I love Christmas despite its flaws.
Christmas, we tell ourselves, is supposed to be perfect. It’s supposed to be joyous and peaceful and we’re supposed to link arms with our neighbors and friends and family and sing carols and sip eggnog and fa-la-la-la-la our little hearts out. We work so hard for that perfection. We hunt for the perfect gifts and dig out the perfect recipes and bake perfect cookies, and it is all going to be so perfect!
Problem is, nothing is perfect. More often than not, the poinsettia is wilted and the ham is burned and the sweater we gave Susie doesn’t fit. There’s an ice storm blowing in and Grandma can’t get here and the dog ate half the presents under the tree and the baby has the stomach flu. There’s an argument over a long-ago insult, hurt feelings from a remark taken wrong, and somebody is always in a bad mood. And who, for the love of Pete, drank all the wine?
In my novel, The Sister Season, all Elise wants is one more shot at a perfect Christmas. One like she remembers from time gone by. Or, no, maybe one that only ever existed in her imagination. One with mulled wine and apple dumplings and warm fires and rivers of shimmering tinsel. And, of course, her three daughters home again, enjoying the holidays together.
The problem is, Elise’s daughters haven’t enjoyed anything together in years. They haven’t even spoken. And they’re not coming home for a Christmas reunion. They’re coming to bury their father—hardly the subject of heartwarming carols. All the mulled wine in the world isn’t going to help.
There are old hurts and arguments, heartbreak and tears, and it seems that maybe The Sister Season is the season of imperfection. But isn’t it so often the season of imperfection for us all, despite our best efforts?
And I think this is what I love about Christmas the most. The imperfection. The flaws. The sweat-soaked winter coat as I hunt fruitlessly for the gift that is to be found nowhere. The cookies that fell flat. The carols that get stuck in my head as I’m trying to—finally!—get some sleep. The blizzards and the bad moods and the not-spiked-nearly-enough-for-this eggnog. I love it all.

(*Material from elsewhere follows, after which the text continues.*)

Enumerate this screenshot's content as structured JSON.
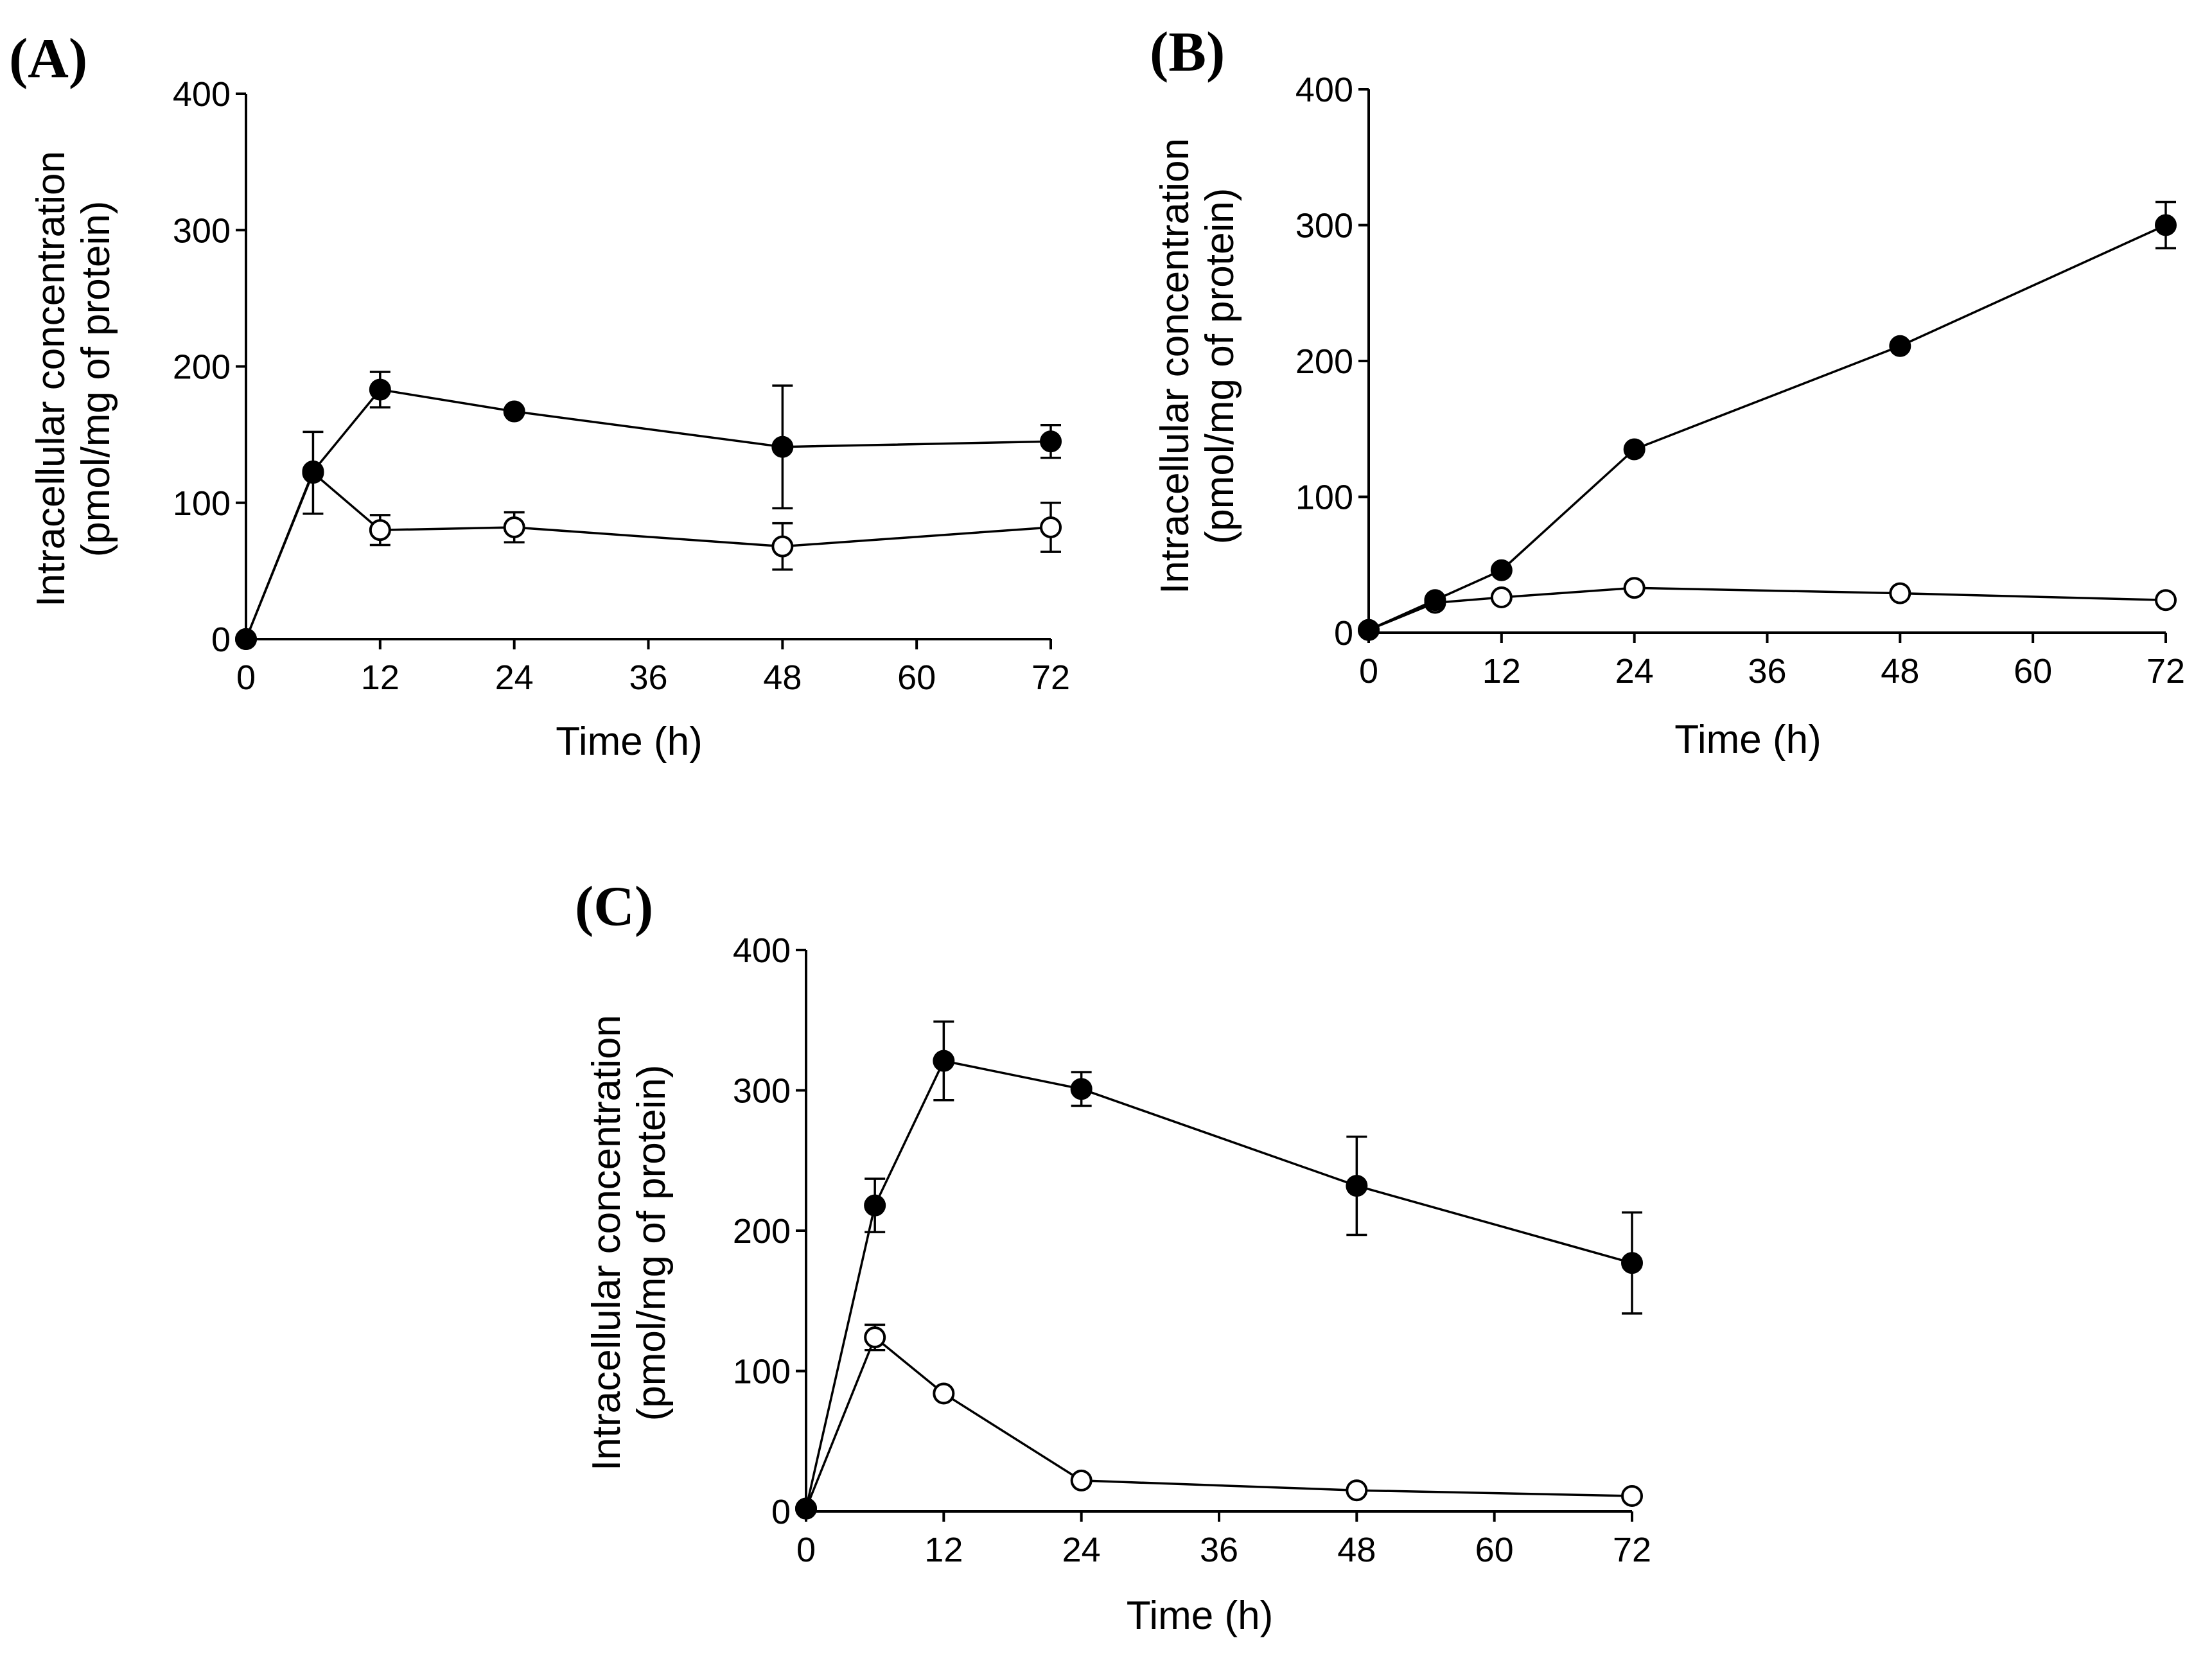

Because I think it’s when we’re at our worst that we can get a real glimpse of how good things can be when we’re at our best, even if our best happens to be in June or April or the last day of September. Because the bad memories of today sometimes become the funny, heartwarming memories of tomorrow. Because, just like Julia, Maya, and Claire—the sisters struggling through a broken and crumbling Christmas in The Sister Season—we just might find cracks in the rubble where our fingertips can meet.
And, most importantly, because we know we will come together again to try it all anew. And if that doesn’t speak to the deepest love, and the greatest hope, I don’t know what does.